Surveying the Seafloor: Looking Ahead to See Below

  • Posted on: 29 May 2019
  • By: heath.henley
Figure 1 - FarSounder-1000 attached to the pole mount being lowered into the water
Figure 2 - Interpolated bathymetric data from: left - MBES in June 2018, right - FarSounder-1000 3D-FLS in August 2018

Written by: Austin Berard, Heath Henley, and Patricia Shea


What is under the water in front of your ship right now? With the use of only charts, radar, and other traditional methods, this can be a difficult question to answer. This is where FarSounder’s forward looking navigation sonar comes in, and through both research and collaboration, FarSounder is able to conduct numerous survey projects in the Northeast.


The main purpose of FarSounder’s 3D-FLS is for navigation in real-time, however, with the recent introduction of Local History Mapping™, users can save bathymetry data from areas which they’ve recently visited. Naturally, questions about the accuracy of bathymetry data collected using 3D-FLS arise, and FarSounder’s efforts to benchmark the performance of 3D-FLS against reference data began with a technical paper and presentation at OCEANS2017, where two surveys were compared to reference data in Narragansett Bay with relative errors of less than 5%. FarSounder is continually collecting more data, from customers around the world and through university partnerships.

In August of 2018, FarSounder joined the University of New Hampshire (UNH) on a collaborative boat trip surveying an area near Portsmouth harbor. Along with single beam echosounder and survey grade inertial measurement system on board the RV Gulf Surveyor, a FarSounder-1000 3D-FLS was installed on the vessel’s hydraulic pole mount (Figure 1).

Summary of Results

UNH provided us with the data from the sensors onboard the RV Gulf Surveyor from that day, in addition to data from a survey in the same area, using a standard survey grade Multibeam Echosounder (MBES) recorded just 6 weeks before this trip. With this information we looked at comparing how our sonar performs against their multibeam sonar with regards to bottom bathymetry. The multibeam data was an xyz file CUBE grid with 0.5 meter resolution consisting of over 10 million points!

QGIS is an open source tool used to “create, edit, visualise, analyse and publish geospatial information” . It can handle xyz files with ease and is able to load in our gridded bottom data from a Postgres server. Simply add a base map of Portsmouth harbour under this and now we can start comparing the two data sets.

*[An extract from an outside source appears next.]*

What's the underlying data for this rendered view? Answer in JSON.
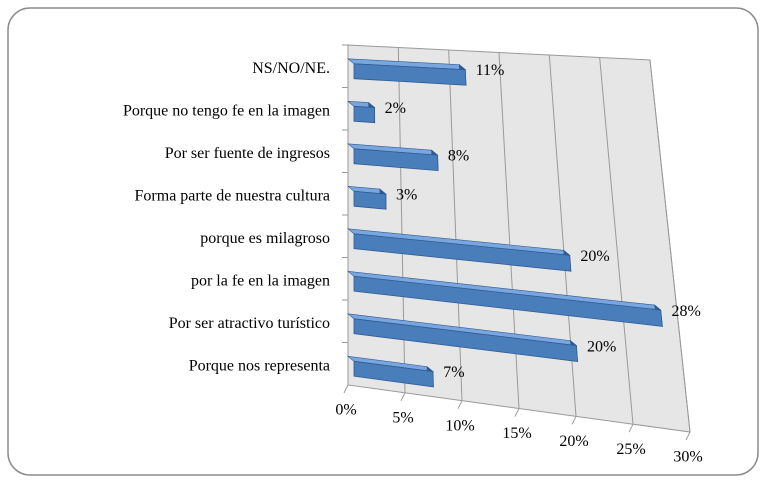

Both the multibeam data and the gridded bottom data, generated using the standard Local History Mapping™ algorithm from the FarSounder, are vector layers, but they have different spacing (0.5m and 4m respectively). It is easier to first convert them into discrete raster layers to compare them. To do so you must interpolate values between the points. QGIS provides this functionality, Figure 2 shows the result of interpolating the datasets.

To show the contours of the bottom better, a hillshade was applied and placed underneath the layers shown in Figure 2. Figure 3 shows a comparison flipping back and forth between the two datasets. In looking at both figures, the qualitative similarity of the bathymetry between the two layers is immediately evident.

A more in depth study based on this data is still to come, where quantitative metrics will be considered and the methods of analysis described in detail. However, because the datasets are raster layers, the average absolute percent error between the two layers can be calculated taking the UNH MBES data as a reference, and the resulting value is ~4%. It is exciting that this level of accuracy is obtained in real-time without performing sophisticated correction for orientation, tide height, sound speed profile, or any manual post-processing or data cleaning.

Figure 3 - Surveys performed using each sonar in Portsmouth Harbor. The FarSounder-1000 is toggled on and off


The main application of FarSounder’s 3D-FLS systems will always be real-time navigation and obstacle avoidance, and of course, one cannot expect to obtain more accurate bathymetric data than with a survey grade MBES. However, there are many situations where it would make sense to use a 3D-FLS instead. For applications in which a navigation sonar is already present for real-time navigation, basic survey capabilities can be added without adding any extra equipment. SonaSoft™, our 3D-FLS processing software, requires no operator input after initial configuration, making it easy to use for navigation in real-time. In addition, our algorithms for both real-time target detection and seafloor mapping, and storing bathymetric data using Local History Mapping™ function without user intervention.

Many applications do not require strict IHO performance standards, and for those applications, especially when a 3D-FLS is already equipped for navigation in real-time, the relative error in the bathymetric data collected using the 3D-FLS is more than sufficient. With this said, the low relative error, without requiring other advanced sensors onboard the vessel, manual post-processing, and/or user intervention, makes the FarSounder system an easy to use alternative to traditional MBES, when accuracy isn’t paramount, and a complement to traditional MBES when a FarSounder system is already present for real-time navigation.

Here at FarSounder, in addition to collecting data, we continue to be hard at work developing new 3D FLS technology in order to better understand how forward looking navigation sonar can continue to be used to supplement traditional down looking survey measurements.